I read the code in unity/sentis-blaze-face. It adds nms layer to the model, but I’m not sure how this is done and what the meaning of each layer is. RunBlazeFace.cs · unity/sentis-blaze-face at main
I’m very much looking forward to having unity an API similar to ultralytics to solve the nms problem. But I also realize that the results of each model are very different, and sentis as a highly compatible running platform may not do such customization for one model.
So I think there should be more tutorials about layers, for example: what exactly these layers mean (more example plz), why add Lays. Constant, why use Lays. Slice, what are the limitations of Lays.

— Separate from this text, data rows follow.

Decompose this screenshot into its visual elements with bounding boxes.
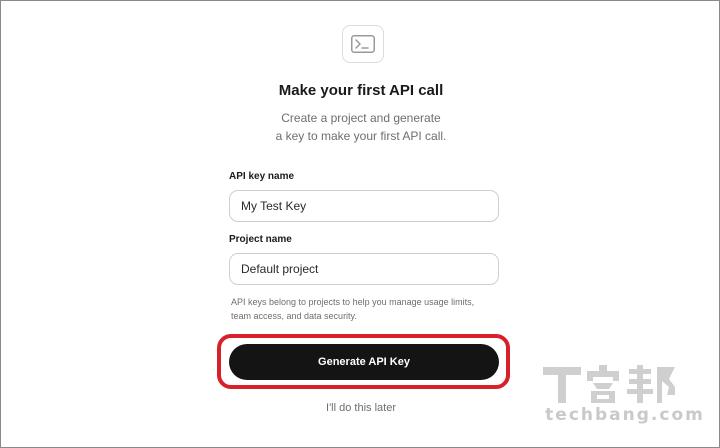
subtitle-line-2: a key to make your first API call.	[275, 129, 447, 143]
techbang-logo	[543, 365, 675, 403]
helper-text: API keys belong to projects to help you …	[231, 295, 511, 323]
generate-api-key-button[interactable]: Generate API Key	[229, 344, 499, 380]
terminal-icon	[342, 25, 384, 63]
dialog-frame: Make your first API call Create a projec…	[0, 0, 720, 448]
api-key-name-label: API key name	[229, 171, 295, 182]
api-key-name-input[interactable]	[229, 190, 499, 222]
techbang-watermark: techbang.com	[539, 361, 711, 433]
subtitle-line-1: Create a project and generate	[281, 111, 441, 125]
helper-text-line-2: team access, and data security.	[231, 311, 357, 321]
project-name-label: Project name	[229, 234, 292, 245]
watermark-url: techbang.com	[545, 405, 705, 425]
project-name-input[interactable]	[229, 253, 499, 285]
page-title: Make your first API call	[278, 82, 444, 99]
helper-text-line-1: API keys belong to projects to help you …	[231, 297, 475, 307]
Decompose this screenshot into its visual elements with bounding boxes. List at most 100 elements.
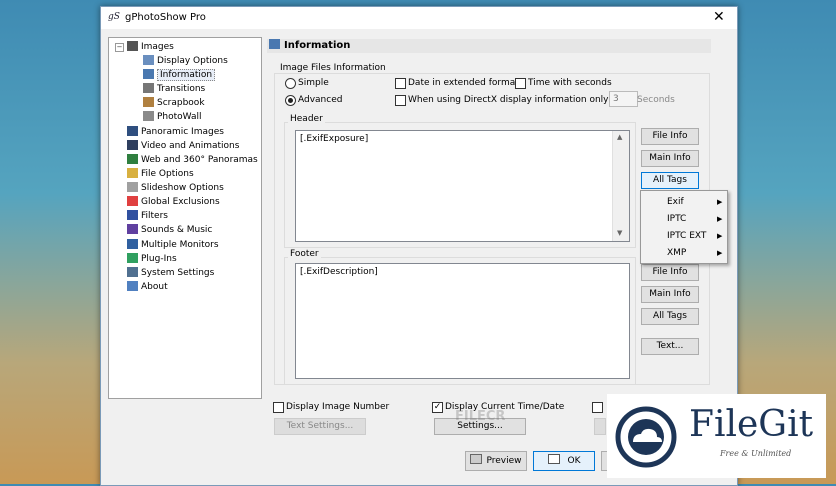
- simple-radio[interactable]: [285, 78, 296, 89]
- tree-item-scrapbook[interactable]: Scrapbook: [143, 96, 205, 110]
- footer-textarea[interactable]: [.ExifDescription]: [295, 263, 630, 379]
- logo-tagline: Free & Unlimited: [720, 449, 792, 458]
- title-bar: gS gPhotoShow Pro ✕: [101, 7, 737, 29]
- tree-item-label: Information: [157, 69, 216, 81]
- preview-icon: [470, 454, 483, 464]
- about-icon: [127, 281, 138, 291]
- footer-text: [.ExifDescription]: [300, 267, 378, 277]
- tree-item-label: Global Exclusions: [141, 197, 220, 207]
- tree-item-photowall[interactable]: PhotoWall: [143, 110, 202, 124]
- tree-item-label: Transitions: [157, 84, 206, 94]
- scroll-down-icon[interactable]: ▼: [617, 229, 622, 237]
- date-extended-label: Date in extended format: [408, 78, 519, 88]
- panel-title: Information: [284, 40, 351, 51]
- text-settings-button[interactable]: Text Settings...: [274, 418, 366, 435]
- watermark-text: FILECR: [455, 409, 506, 424]
- tree-item-transitions[interactable]: Transitions: [143, 82, 205, 96]
- tree-item-label: Sounds & Music: [141, 225, 213, 235]
- footer-file-info-button[interactable]: File Info: [641, 264, 699, 281]
- all-tags-menu: Exif ▶ IPTC ▶ IPTC EXT ▶ XMP ▶: [640, 190, 728, 264]
- tree-item-video-and-animations[interactable]: Video and Animations: [127, 139, 239, 153]
- preview-button[interactable]: Preview: [465, 451, 527, 471]
- simple-label: Simple: [298, 78, 329, 88]
- close-icon[interactable]: ✕: [713, 9, 725, 25]
- tree-item-web-and-360-panoramas[interactable]: Web and 360° Panoramas: [127, 153, 258, 167]
- header-all-tags-button[interactable]: All Tags: [641, 172, 699, 189]
- settings-tree: Images − Display Options Information Transit…: [108, 37, 262, 399]
- submenu-arrow-icon: ▶: [717, 215, 723, 223]
- display-current-time-checkbox[interactable]: ✓: [432, 402, 443, 413]
- tree-item-images[interactable]: Images: [127, 40, 174, 54]
- tree-item-display-options[interactable]: Display Options: [143, 54, 228, 68]
- ok-icon: [547, 454, 560, 464]
- panel-header: Information: [267, 39, 711, 53]
- tree-item-information[interactable]: Information: [143, 68, 216, 82]
- tree-item-file-options[interactable]: File Options: [127, 167, 194, 181]
- logo-name: FileGit: [689, 404, 814, 445]
- app-icon: gS: [108, 12, 120, 22]
- footer-main-info-button[interactable]: Main Info: [641, 286, 699, 303]
- tree-item-label: Video and Animations: [141, 141, 240, 151]
- tree-item-label: Images: [141, 42, 174, 52]
- collapse-icon[interactable]: −: [115, 43, 124, 52]
- scrapbook-icon: [143, 97, 154, 107]
- menu-item-iptc[interactable]: IPTC ▶: [641, 211, 727, 227]
- date-extended-checkbox[interactable]: [395, 78, 406, 89]
- transitions-icon: [143, 83, 154, 93]
- tree-item-label: System Settings: [141, 268, 215, 278]
- filters-icon: [127, 210, 138, 220]
- music-icon: [127, 224, 138, 234]
- tree-item-filters[interactable]: Filters: [127, 209, 168, 223]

NonMaxSuppression… And we need more post-processing demos of popular pre-trained models.
Yes we need to add a NMS op to make this easier.
The issue is right now our NMS layer needs input to be as constant tensors (to be dynamic) similar to nms — Torchvision 0.16 documentation
What is more our NMS is purely on the cpu and need to be optimized a bit.
If you wish you can re-implement NMS yourself to make this code more streamlined, but we will add it in a future release
Hi we put a new YOLOv8 model on our Hugging Face. It should suit your purposes.
Note, we do a ReduceMax of the class scores before feeding it into the NMS layer. This may result in a marginal drop in accuracy when different objects are overlapping with the benefit of being much faster. But we are looking to improve this in future versions.
There’s usually some already in Unity for displaying the UI frames etc. or you easily create one.. The examples are just supposed to be a starting point. For example, you are not restricted to using the Unity UI system if you want to display bounding boxes some other way.